- Portrait by Deirdre Daines
- Born: Prudence Loveday Glynn 22 January 1935 Kensington, London
- Died: 24 September 1986 (aged 51) Kensington, London
- Other name: Prudence Hennessy
- Occupations: Fashion editor; author
- Notable credit: Fellow of the Royal Society of Arts (1974)
- Spouse: David Hennessy, 3rd Baron Windlesham ​ ​(m. 1965)​

= Prudence Glynn =

British fashion journalist and author

Prudence Loveday Glynn, Baroness Windlesham (22 January 1935 – 24 September 1986), was a British fashion journalist and author, best known for her long-running role as the first fashion editor of The Times.

During her 15 years presiding over the fashion pages of one of the UK's leading national newspapers, she charted huge changes in the fashion scene as it moved from couture formality to young Swinging London designers and the rise of high-street brands. She championed new designers and was an influential commentator about the way the industry operated, also holding a number of advisory roles outside journalism.
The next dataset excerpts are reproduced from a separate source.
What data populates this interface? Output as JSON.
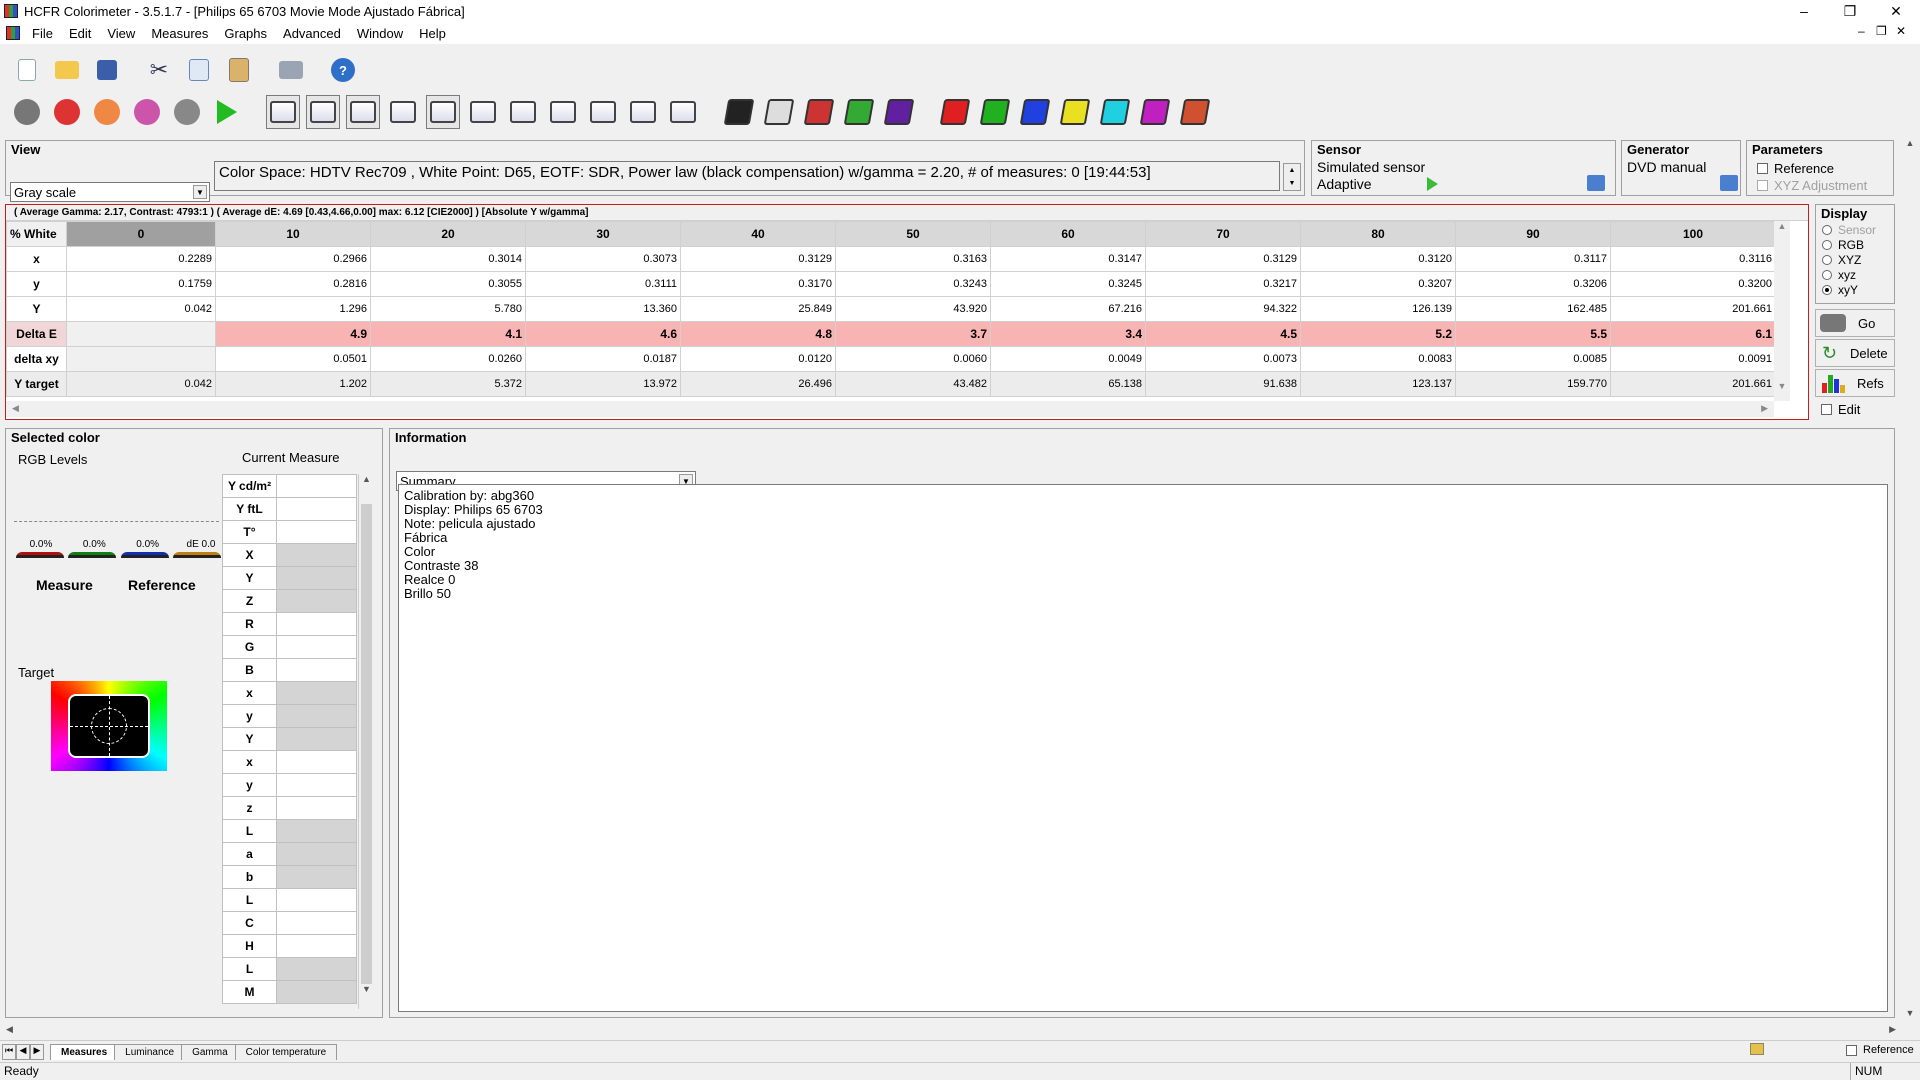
{
  "window": {
    "title": "HCFR Colorimeter - 3.5.1.7 - [Philips 65 6703 Movie Mode Ajustado Fábrica]",
    "controls": {
      "minimize": "–",
      "maximize": "❐",
      "close": "✕"
    },
    "mdi_controls": {
      "minimize": "–",
      "restore": "❐",
      "close": "✕"
    }
  },
  "menu": [
    "File",
    "Edit",
    "View",
    "Measures",
    "Graphs",
    "Advanced",
    "Window",
    "Help"
  ],
  "toolbar1": [
    "new-icon",
    "open-icon",
    "save-icon",
    "cut-icon",
    "copy-icon",
    "paste-icon",
    "print-icon",
    "help-icon"
  ],
  "toolbar2": [
    "sensor-icon",
    "rgb-balls-icon",
    "color-balls-icon",
    "color-cube-icon",
    "camera-icon",
    "play-icon",
    "monitor-1-icon",
    "monitor-2-icon",
    "monitor-3-icon",
    "monitor-4-icon",
    "monitor-5-icon",
    "monitor-6-icon",
    "monitor-7-icon",
    "monitor-8-icon",
    "monitor-9-icon",
    "monitor-10-icon",
    "monitor-11-icon",
    "film-black-icon",
    "film-white-icon",
    "film-rgb-1-icon",
    "film-rgb-2-icon",
    "film-flash-icon",
    "film-red-icon",
    "film-green-icon",
    "film-blue-icon",
    "film-yellow-icon",
    "film-cyan-icon",
    "film-magenta-icon",
    "film-mix-icon"
  ],
  "view": {
    "title": "View",
    "mode": "Gray scale",
    "status": "Color Space: HDTV Rec709 , White Point: D65, EOTF:  SDR, Power law (black compensation) w/gamma = 2.20, # of measures: 0 [19:44:53]"
  },
  "sensor": {
    "title": "Sensor",
    "name": "Simulated sensor",
    "mode": "Adaptive"
  },
  "generator": {
    "title": "Generator",
    "name": "DVD manual"
  },
  "parameters": {
    "title": "Parameters",
    "reference": "Reference",
    "xyz_adjust": "XYZ Adjustment"
  },
  "summary_line": "( Average Gamma: 2.17, Contrast: 4793:1 ) ( Average dE: 4.69 [0.43,4.66,0.00] max: 6.12 [CIE2000] ) [Absolute Y w/gamma]",
  "grid": {
    "header_label": "% White",
    "columns": [
      "0",
      "10",
      "20",
      "30",
      "40",
      "50",
      "60",
      "70",
      "80",
      "90",
      "100"
    ],
    "rows": [
      {
        "label": "x",
        "kind": "num",
        "values": [
          "0.2289",
          "0.2966",
          "0.3014",
          "0.3073",
          "0.3129",
          "0.3163",
          "0.3147",
          "0.3129",
          "0.3120",
          "0.3117",
          "0.3116"
        ]
      },
      {
        "label": "y",
        "kind": "num",
        "values": [
          "0.1759",
          "0.2816",
          "0.3055",
          "0.3111",
          "0.3170",
          "0.3243",
          "0.3245",
          "0.3217",
          "0.3207",
          "0.3206",
          "0.3200"
        ]
      },
      {
        "label": "Y",
        "kind": "num",
        "values": [
          "0.042",
          "1.296",
          "5.780",
          "13.360",
          "25.849",
          "43.920",
          "67.216",
          "94.322",
          "126.139",
          "162.485",
          "201.661"
        ]
      },
      {
        "label": "Delta E",
        "kind": "de",
        "values": [
          "",
          "4.9",
          "4.1",
          "4.6",
          "4.8",
          "3.7",
          "3.4",
          "4.5",
          "5.2",
          "5.5",
          "6.1"
        ]
      },
      {
        "label": "delta xy",
        "kind": "num",
        "values": [
          "",
          "0.0501",
          "0.0260",
          "0.0187",
          "0.0120",
          "0.0060",
          "0.0049",
          "0.0073",
          "0.0083",
          "0.0085",
          "0.0091"
        ]
      },
      {
        "label": "Y target",
        "kind": "yt",
        "values": [
          "0.042",
          "1.202",
          "5.372",
          "13.972",
          "26.496",
          "43.482",
          "65.138",
          "91.638",
          "123.137",
          "159.770",
          "201.661"
        ]
      }
    ]
  },
  "display": {
    "title": "Display",
    "options": [
      {
        "label": "Sensor",
        "disabled": true,
        "checked": false
      },
      {
        "label": "RGB",
        "disabled": false,
        "checked": false
      },
      {
        "label": "XYZ",
        "disabled": false,
        "checked": false
      },
      {
        "label": "xyz",
        "disabled": false,
        "checked": false
      },
      {
        "label": "xyY",
        "disabled": false,
        "checked": true
      }
    ],
    "go": "Go",
    "delete": "Delete",
    "refs": "Refs",
    "edit": "Edit"
  },
  "selected_color": {
    "title": "Selected color",
    "rgb_levels": "RGB Levels",
    "current_measure": "Current Measure",
    "percentages": [
      "0.0%",
      "0.0%",
      "0.0%",
      "dE 0.0"
    ],
    "measure": "Measure",
    "reference": "Reference",
    "target": "Target",
    "measure_rows": [
      {
        "label": "Y cd/m²",
        "g": false
      },
      {
        "label": "Y ftL",
        "g": false
      },
      {
        "label": "T°",
        "g": false
      },
      {
        "label": "X",
        "g": true
      },
      {
        "label": "Y",
        "g": true
      },
      {
        "label": "Z",
        "g": true
      },
      {
        "label": "R",
        "g": false
      },
      {
        "label": "G",
        "g": false
      },
      {
        "label": "B",
        "g": false
      },
      {
        "label": "x",
        "g": true
      },
      {
        "label": "y",
        "g": true
      },
      {
        "label": "Y",
        "g": true
      },
      {
        "label": "x",
        "g": false
      },
      {
        "label": "y",
        "g": false
      },
      {
        "label": "z",
        "g": false
      },
      {
        "label": "L",
        "g": true
      },
      {
        "label": "a",
        "g": true
      },
      {
        "label": "b",
        "g": true
      },
      {
        "label": "L",
        "g": false
      },
      {
        "label": "C",
        "g": false
      },
      {
        "label": "H",
        "g": false
      },
      {
        "label": "L",
        "g": true
      },
      {
        "label": "M",
        "g": true
      }
    ]
  },
  "information": {
    "title": "Information",
    "selector": "Summary",
    "lines": [
      "Calibration by: abg360",
      "Display: Philips 65 6703",
      "Note: pelicula ajustado",
      "Fábrica",
      "Color",
      "Contraste 38",
      "Realce 0",
      "Brillo 50"
    ]
  },
  "tabs": [
    "Measures",
    "Luminance",
    "Gamma",
    "Color temperature"
  ],
  "tab_nav": [
    "⏮",
    "◀",
    "▶"
  ],
  "bottom_reference": "Reference",
  "status": {
    "text": "Ready",
    "num": "NUM"
  },
  "colors": {
    "delta_e_bg": "#f8b3b3",
    "panel_bg": "#f0f0f0",
    "border": "#a0a0a0"
  }
}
Glynn – known as Lady Windlesham in private life – was a formidable character. Her obituary in The Times described her as a figure who was "feared and respected rather than loved". A response a few days later in The Times, from her former secretary and assistant Sandra Barwick presented a different perspective. Barwick described Glynn as unfailingly kind and generous and added: "She was profoundly bored by the pompous and splendidly contemptuous of received opinion – an unusual characteristic in a fashion editor."

==Early life and career==
Prudence Loveday Glynn was the youngest of four children born to retired army officer Lieutenant-Colonel Rupert Trevor Wallace Glynn and Evelyn Margaret Glynn (née Vernet). She grew up in Tetsworth, Oxfordshire and was educated at The Downs School, Seaford, Sussex.

Glynn left school and went straight into a job in advertising. Her first foray into the world of fashion was working for the eveningwear house of Frank Usher. From there, she moved into journalism, writing for women's magazines and then becoming fashion editor of Woman's Mirror. This was part of a new crop of magazines featuring fashion targeting a younger audience. At Woman's Mirror, Glynn was one of the first to feature Twiggy (Queen had turned the aspiring model down). Although Glynn considered Twiggy too small for regular fashion features, she did use her for head shots.

In 1965, Glynn married the Conservative Party politician and Anglo-Irish peer David Hennessy (the 3rd Baron Windlesham), who later became managing director of the ATV television broadcaster.

==Appointment to The Times==
Glynn was recruited to The Times in 1966. Then editor William Haley was working to broaden the paper's image and had appointed Susanne Puddefoot to supervise a new daily women's page. Implicit in her brief was to make the paper more attractive to female readers, previously provided with occasional home cooking tips and Bond Street fashion. It was she who recruited Glynn as the paper's first fashion editor. The first page authored by Glynn appeared on 3 May 1966. In 1967, new Times editor William Rees-Mogg introduced journalist bylines and from that point Glynn became a known fashion name.

===Writing style===
Glynn was witty, sometimes acerbic, and her critics felt she didn't treat the world of fashion as seriously as she should. It was reported that many people read her pages not because they were interested in clothes but because they enjoyed her commentary. However, her prose was widely respected – it was a standing joke on the paper that her sentences were even longer than those of Bernard Levin.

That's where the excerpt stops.